Старик вынул из бумажника письмо и подал его Лизе.

«Я на тебя сердита, Лиза, – писала мать Агния племяннице. – Таких штук выкидывать нельзя, легкое ли дело, что мы передумали? Разве это хорошо? Посмотри ты на своего отца, который хотел тебя избранить и связать, а потом, как ребенок, рад лететь к тебе на старости лет. Я тебя нимало не защищала и теперь говорю с тобою как с женщиною, одаренною умом и великодушием. Я говорю с тобою как с Бахаревою (в этом месте Лиза сделала гримаску, которую нельзя было истолковать в пользу родовых аргументаций матери Агнии). Посмотри ты на старика! Он ведь весь осунулся. Разве это можно так поступать, дитя мое? Он не только твой отец, но он еще старик, целую жизнь честно исполнявший то, что ему казалось его человеческим долгом. Ты боишься людской черноты и пошлости, бойся же, друг мой, гадчайшего порока в жизни, – бойся пренебрежительности и нетерпимости, и верь или не верь в Бога, а верь, что даже в этой жизни есть неотразимый закон возмездия, помни, что проклято то сердце, которое за любовь не умеет заплатить даже состраданием.

Твоя тетка

инокиня Агния.

P. S. Никакого насилия, никаких резкостей против тебя употреблено не будет, только не бунтуйся ты сама, бога ради».

Прочитав это письмо, Лиза тщательно сложила его, сунула в карман, потом встала, подошла к отцу, поцеловала его самого и поцеловала его руку.

– Что? что, мой котенок? – спросил совсем расцветший старик.

– Я очень виновата перед вами, папа.

– Да, кажется, – отвечал старик, смаргивая нервную слезу и притворяясь, что ему попал в глаза дым.

– Но я не могла поступить иначе, – заметила Лиза.

– Ну, бог с тобой, если не могла.

Лиза опять обезоружилась.

– Но все-таки я виновата, – простите меня.

Бахарев нагнул дочь к себе и поцеловал ее.

– Тетя пишет, что вы не будете меня принуждать… Позвольте мне жить зиму в деревне.

– Да живи, живи!

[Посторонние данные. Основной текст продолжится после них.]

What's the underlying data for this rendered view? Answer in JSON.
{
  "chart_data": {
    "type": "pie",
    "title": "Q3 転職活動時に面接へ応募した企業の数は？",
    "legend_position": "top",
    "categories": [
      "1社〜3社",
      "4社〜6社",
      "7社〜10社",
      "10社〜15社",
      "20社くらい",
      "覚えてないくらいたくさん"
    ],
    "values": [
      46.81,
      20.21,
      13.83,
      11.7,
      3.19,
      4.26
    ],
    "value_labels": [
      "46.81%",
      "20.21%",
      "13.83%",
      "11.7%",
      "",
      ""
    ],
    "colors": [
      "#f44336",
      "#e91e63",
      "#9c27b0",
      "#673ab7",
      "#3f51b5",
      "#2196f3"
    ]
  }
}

Я тебе нарочно Марину привез, и книги тебе твои привез. Живи, бог с тобой, если тебе нравится.

Лиза снова расцеловала отца, и семья с гостями разошлась по своим комнатам. Бахарев пошел с Гловацким в его кабинет, а Лиза пошла к Женни.

Скоро все улеглось и заснуло.

Легко было всем засыпать, глядя вслед беспокоившей их огромной туче, из которой вышел такой маленький гром.

Только один старик Бахарев часто вздыхал и ворочался, лежа на мягком диване в кабинете Гловацкого.

Наконец, далеко за полночь, тоска его одолела: он встал, отыскал впотьмах свою трубку с черешневым чубуком, раскурил ее и, тяжело вздохнув старою грудью, в одном белье присел в ногах у Гловацкого.

– Что ты не спишь? – спросил его пробудившийся Петр Лукич.

– Не спится, Петруха, – растерянно отвечал старик.

– Перестань думать-то.

– Не могу, брат. Жаль мне ее, а никак ничего не пойму.

– Оставь времени делать свое дело.

– Да что оставлять, когда ничего не пойму! Вижу, что не права она, а жаль. И что это такое? что это такое в ней?

– Нрав, брат, такой! стремления…

– Да какие же стремления?

– То-то: век, идеи, – все это…

– Да что за идеи-то, ты мне разъясни?

– Пытливость разума, ну, беспокойство… пройдет все.

Бахарев затянулся, осветил комнату разгоревшимся табаком, потом, спустив трубку с колен, лениво, но с особенным тщанием и ловкостью осадил большим пальцем правой ноги поднявшийся из нее пепел и, тяжело вздохнув, побрел неслышными шагами на диван.

– Я, Лизок, оставил Николаю Степановичу деньжонок. Если тебе книги какие понадобятся, он тебе выпишет, – говорил Бахарев, прощаясь на другой день с дочерью.

– Очень благодарю вас, папа.

– Да. Я заеду в Мерево, обряжу тебе залу и мой кабинет, а ты тут погости дня два-три, пока дом отойдет.